In Khan’s research of whistleblowing policies at other universities, she identified several student unions that have them, including the University of Nottingham Students’ Union and Bath Spa University in the United Kingdom.
“A lot of schools have whistleblowing policies that cover student unions and associations,” Khan said. “A lot of schools in the U.K. actually have their own whistleblowing policies [for student unions and associations], and they’ll have staff to help facilitate the process.”
While PGSS also lacks a formal whistleblowing policy, the Society has informal networks for aiding students. Newly-elected Secretary-General Maria Tippler elaborated in an email to the Tribune on her work in this realm when she served as PGSS Student Support Commissioner earlier this year.
“I individually informed members [who ask for assistance] of their rights according to McGill’s charters, policies and regulations and what may be the implications of the resources they could potentially take,” Tippler wrote. “If a member is certain they wish to formally follow a procedure, I would provide them with pertinent resources, all available information, [and] the official PDF of [McGill University’s Safe Disclosures] policy.”
PGSS Equity Commissioner Emil Briones also acknowledged the importance of a survivor-focused approach to handling disclosures.
“Embedded in my work as Equity Commissioner is continuously striving to have a nuanced understanding of the power dynamics and social relations embedded in the activities of PGSS and by extension McGill,” Briones wrote in an email to the Tribune. “To be survivor-centered […] is fundamental in doing equity and anti-oppression work. And to be survivor-centered is to honour [the survivor’s] disclosure, treat it with discretion, and follow their lead.”

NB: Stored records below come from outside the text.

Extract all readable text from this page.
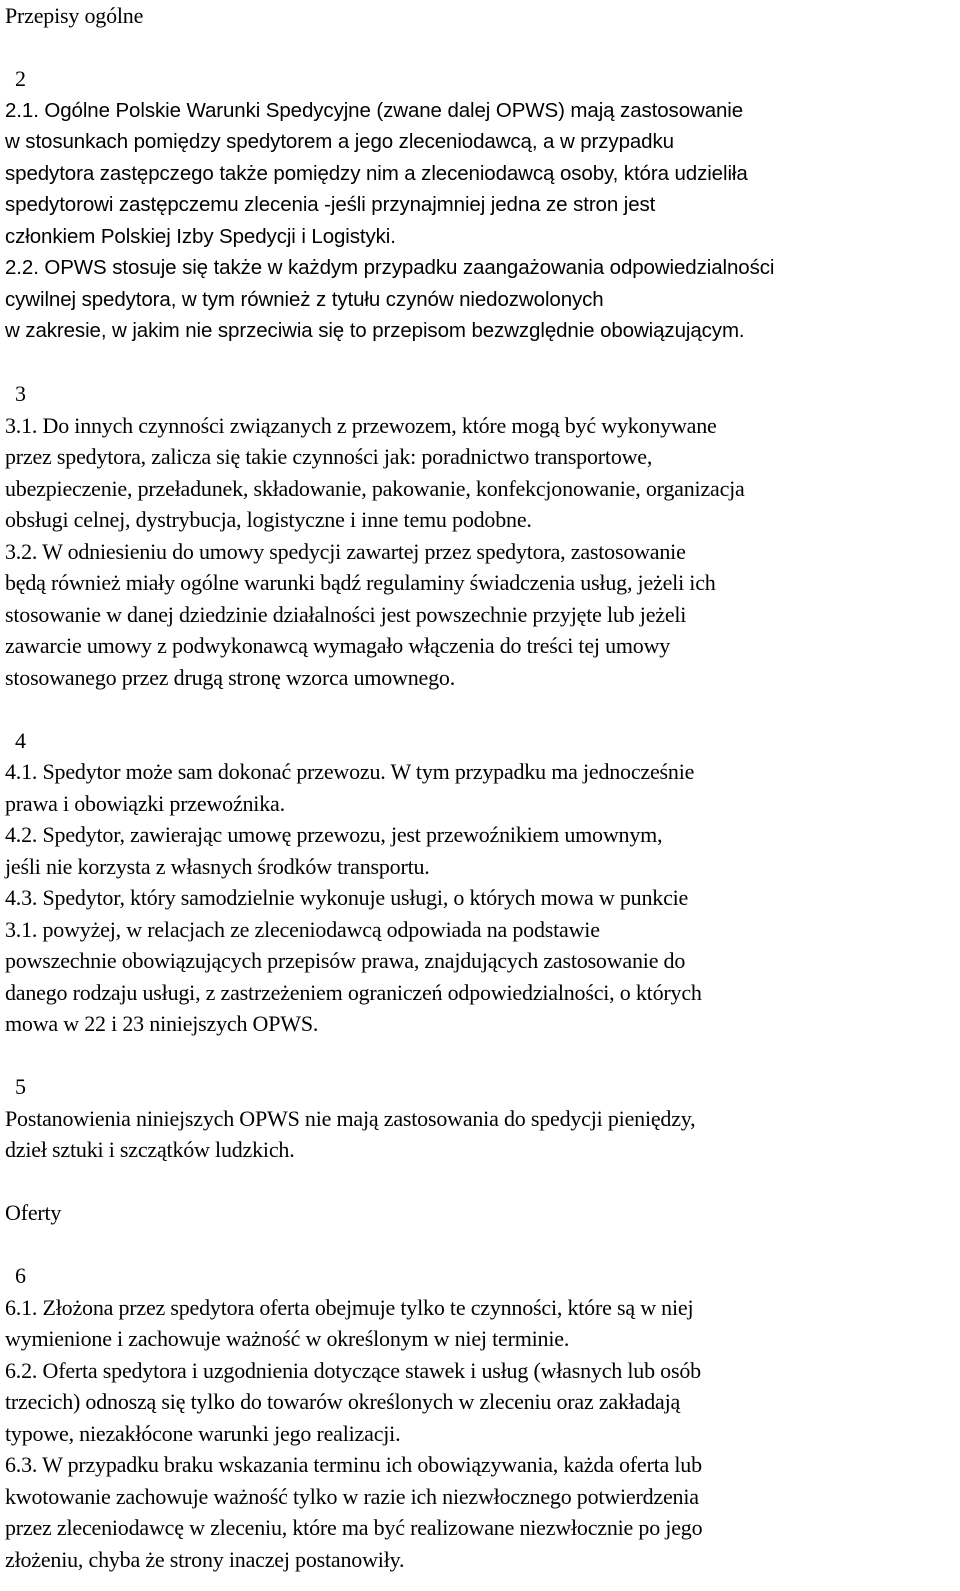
Przepisy ogólne
2
2.1. Ogólne Polskie Warunki Spedycyjne (zwane dalej OPWS) mają zastosowanie
w stosunkach pomiędzy spedytorem a jego zleceniodawcą, a w przypadku
spedytora zastępczego także pomiędzy nim a zleceniodawcą osoby, która udzieliła
spedytorowi zastępczemu zlecenia -jeśli przynajmniej jedna ze stron jest
członkiem Polskiej Izby Spedycji i Logistyki.
2.2. OPWS stosuje się także w każdym przypadku zaangażowania odpowiedzialności
cywilnej spedytora, w tym również z tytułu czynów niedozwolonych
w zakresie, w jakim nie sprzeciwia się to przepisom bezwzględnie obowiązującym.
3
3.1. Do innych czynności związanych z przewozem, które mogą być wykonywane
przez spedytora, zalicza się takie czynności jak: poradnictwo transportowe,
ubezpieczenie, przeładunek, składowanie, pakowanie, konfekcjonowanie, organizacja
obsługi celnej, dystrybucja, logistyczne i inne temu podobne.
3.2. W odniesieniu do umowy spedycji zawartej przez spedytora, zastosowanie
będą również miały ogólne warunki bądź regulaminy świadczenia usług, jeżeli ich
stosowanie w danej dziedzinie działalności jest powszechnie przyjęte lub jeżeli
zawarcie umowy z podwykonawcą wymagało włączenia do treści tej umowy
stosowanego przez drugą stronę wzorca umownego.
4
4.1. Spedytor może sam dokonać przewozu. W tym przypadku ma jednocześnie
prawa i obowiązki przewoźnika.
4.2. Spedytor, zawierając umowę przewozu, jest przewoźnikiem umownym,
jeśli nie korzysta z własnych środków transportu.
4.3. Spedytor, który samodzielnie wykonuje usługi, o których mowa w punkcie
3.1. powyżej, w relacjach ze zleceniodawcą odpowiada na podstawie
powszechnie obowiązujących przepisów prawa, znajdujących zastosowanie do
danego rodzaju usługi, z zastrzeżeniem ograniczeń odpowiedzialności, o których
mowa w 22 i 23 niniejszych OPWS.
5
Postanowienia niniejszych OPWS nie mają zastosowania do spedycji pieniędzy,
dzieł sztuki i szczątków ludzkich.
Oferty
6
6.1. Złożona przez spedytora oferta obejmuje tylko te czynności, które są w niej
wymienione i zachowuje ważność w określonym w niej terminie.
6.2. Oferta spedytora i uzgodnienia dotyczące stawek i usług (własnych lub osób
trzecich) odnoszą się tylko do towarów określonych w zleceniu oraz zakładają
typowe, niezakłócone warunki jego realizacji.
6.3. W przypadku braku wskazania terminu ich obowiązywania, każda oferta lub
kwotowanie zachowuje ważność tylko w razie ich niezwłocznego potwierdzenia
przez zleceniodawcę w zleceniu, które ma być realizowane niezwłocznie po jego
złożeniu, chyba że strony inaczej postanowiły.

The forthcoming SSMU Gendered and Sexualized Violence Policy and the National Our Turn Action Plan both recognize the importance of maintaining the safety of those who disclose. Our Turn’s Action Plan is a commitment from 20 student unions, including SSMU, to implement a strategy to address rape culture on university campuses. In liaising with Our Turn, SSMU VP External Connor Spencer recommended that the Action Plan include a section on disclosures.
“[Safe disclosures] fit into the larger discourse of what […] pro-survivor policy work looks like […] and that was my personal contribution to Our Turn. I asked them to add that,” Spencer said. “Often, what stops people from coming forward is the worry of ‘Oh an article is going to get put out,’ and deal with everyone knowing and not being able to deal with [reporting] quietly.”
SSMU President Muna Tojiboeva agrees that a policy that addresses safe disclosures is essential to fostering positive relations with the student body.
“I think that a [safe disclosure policy] is a very important step moving forward,” Tojiboeva said. “If students don’t feel safe disclosing, that’s reflective of the relationship between SSMU and students.”